Deduplicating Nodes in a Viewpoint

Deduplicating nodes enables you to evaluate similar nodes in a viewpoint and then merge them into a single node if they are duplicates of one another.

Deduplication Process Overview

Deduplication operations on a viewpoint follows this general process:

  1. A data manager creates a request for a view that contains the viewpoint to be deduplicated.

    Tip:

    A request is necessary for deduplicating a viewpoint because the outcome of the deduplication process results in processing changes to nodes in a viewpoint.
  2. The data manager creates and runs a match for a specific node type in a particular viewpoint in order to deduplicate that viewpoint. See Running a Deduplication Operation for a Viewpoint.
  3. The matching workbench displays the potential matches as determined by the matching rules that were configured for each data source.

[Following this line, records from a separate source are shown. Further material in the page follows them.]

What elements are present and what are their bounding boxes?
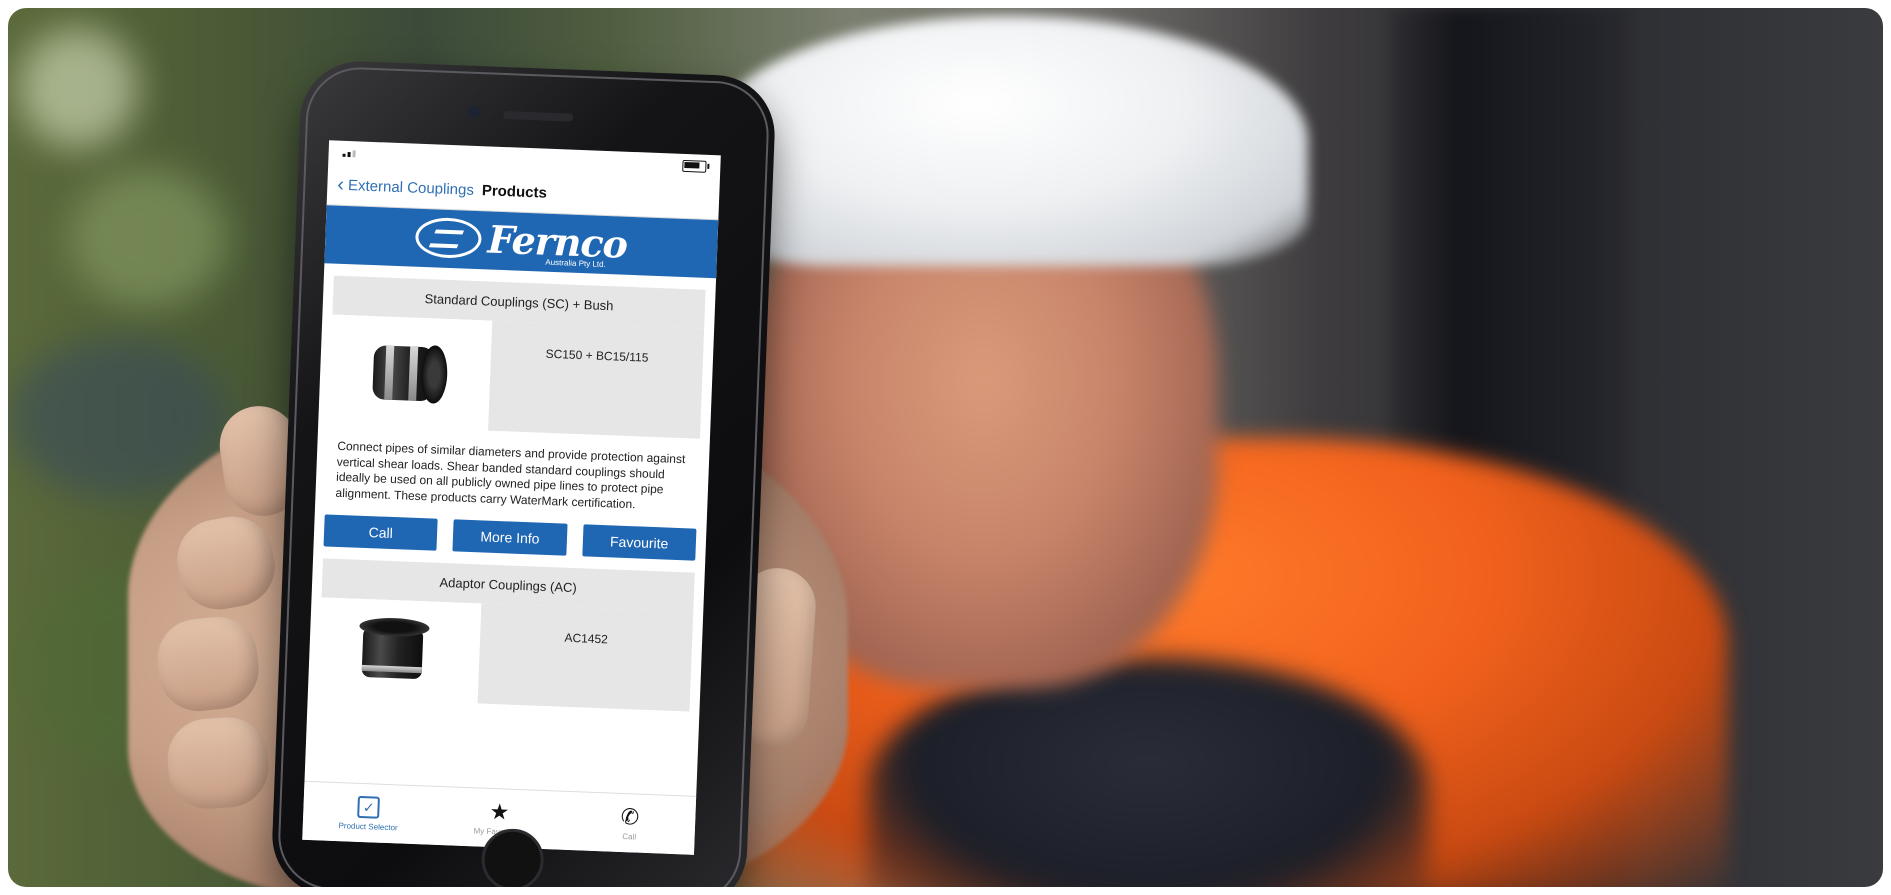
product-image [328,314,493,431]
background-bokeh [68,168,228,308]
chevron-left-icon: ‹ [336,173,345,196]
brand-subtitle: Australia Pty Ltd. [545,257,606,269]
fernco-logo-icon [415,216,483,259]
call-button[interactable]: Call [323,514,438,552]
earpiece [502,110,573,122]
product-code: SC150 + BC15/115 [488,320,705,439]
product-card[interactable]: SC150 + BC15/115 [328,314,705,439]
tab-label: Call [622,831,637,842]
product-code: AC1452 [477,603,694,712]
background-bokeh [18,28,138,148]
product-card[interactable]: AC1452 [317,597,694,712]
phone-screen: ‹ External Couplings Products Fernco Aus… [302,140,721,855]
adaptor-coupling-image [359,617,437,684]
product-description: Connect pipes of similar diameters and p… [335,438,686,512]
coupling-image [372,339,449,406]
back-button[interactable]: ‹ External Couplings [336,173,475,200]
back-button-label: External Couplings [347,176,475,199]
smartphone: ‹ External Couplings Products Fernco Aus… [270,59,777,887]
tab-call[interactable]: ✆ Call [563,792,696,855]
signal-icon [342,149,356,157]
tab-product-selector[interactable]: ✓ Product Selector [302,782,435,845]
star-icon: ★ [489,798,510,825]
more-info-button[interactable]: More Info [452,519,568,557]
hard-hat [708,16,1308,266]
favourite-button[interactable]: Favourite [581,524,697,562]
tab-label: Product Selector [338,820,398,832]
battery-icon [682,159,707,173]
front-camera [467,105,481,119]
checkbox-icon: ✓ [357,795,381,819]
page-title: Products [481,181,548,202]
finger [164,714,272,812]
phone-icon: ✆ [620,803,640,830]
photo-frame: ‹ External Couplings Products Fernco Aus… [8,8,1883,887]
product-image [317,597,482,704]
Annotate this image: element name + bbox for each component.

See Understanding Deduplication Results and Creating, Editing, and Deleting Matching Rules.

    Note:

    Only the match results with match scores that exceed the Auto Exclude Threshold on the matching rules are displayed.
  4. The data manager reviews the deduplication matches and accepts or rejects each match, and then applies the changes. See Reviewing Deduplication Results and Applying Changes.
  5. The accepted matches are applied as follows:
    • The matched (source) node is deleted from the viewpoint (because it is a duplicate)
    • The properties and relationships from the duplicate node are merged into the match candidate (target) node that will remain as determined by the survivorship rules. See Creating, Editing, and Deleting Survivorship Rules.
  6. The system uses the applied changes to create request items in the request. Delete actions are added for duplicate nodes, and property insert, update, and move actions are added based on the survivorship rules.

Understanding Matched Nodes and Match Candidates in Deduplication

Because the viewpoints that you are deduplicating contain both the matched nodes and the match candidates, it is important to understand the difference between the two:

  • Matched Nodes are the nodes from the data source that you are evaluating during the matching process. When merging nodes, they become the source nodes that get deleted after the merge operation.
  • Match Candidates are the nodes that you are matching against during the matching process. When merging nodes they become the target nodes that survive after a merge, and the properties and relationship values from the source nodes get merged into them as determined by the survivorship rules.

Note:

When you run deduplication using a cluster key, the cluster key is applied to the matched nodes only. It is not used to limit the nodes that are being matched against.

For example, if you deduplicate a customer viewpoint using a cluster key of State and a clustering property value of Texas, only customers in Texas (matched node) will be evaluated , but they could be matched with a customer in California (match candidate) with the same name. When you merge the records, the node from Texas is deleted and its information is merged into the node from California.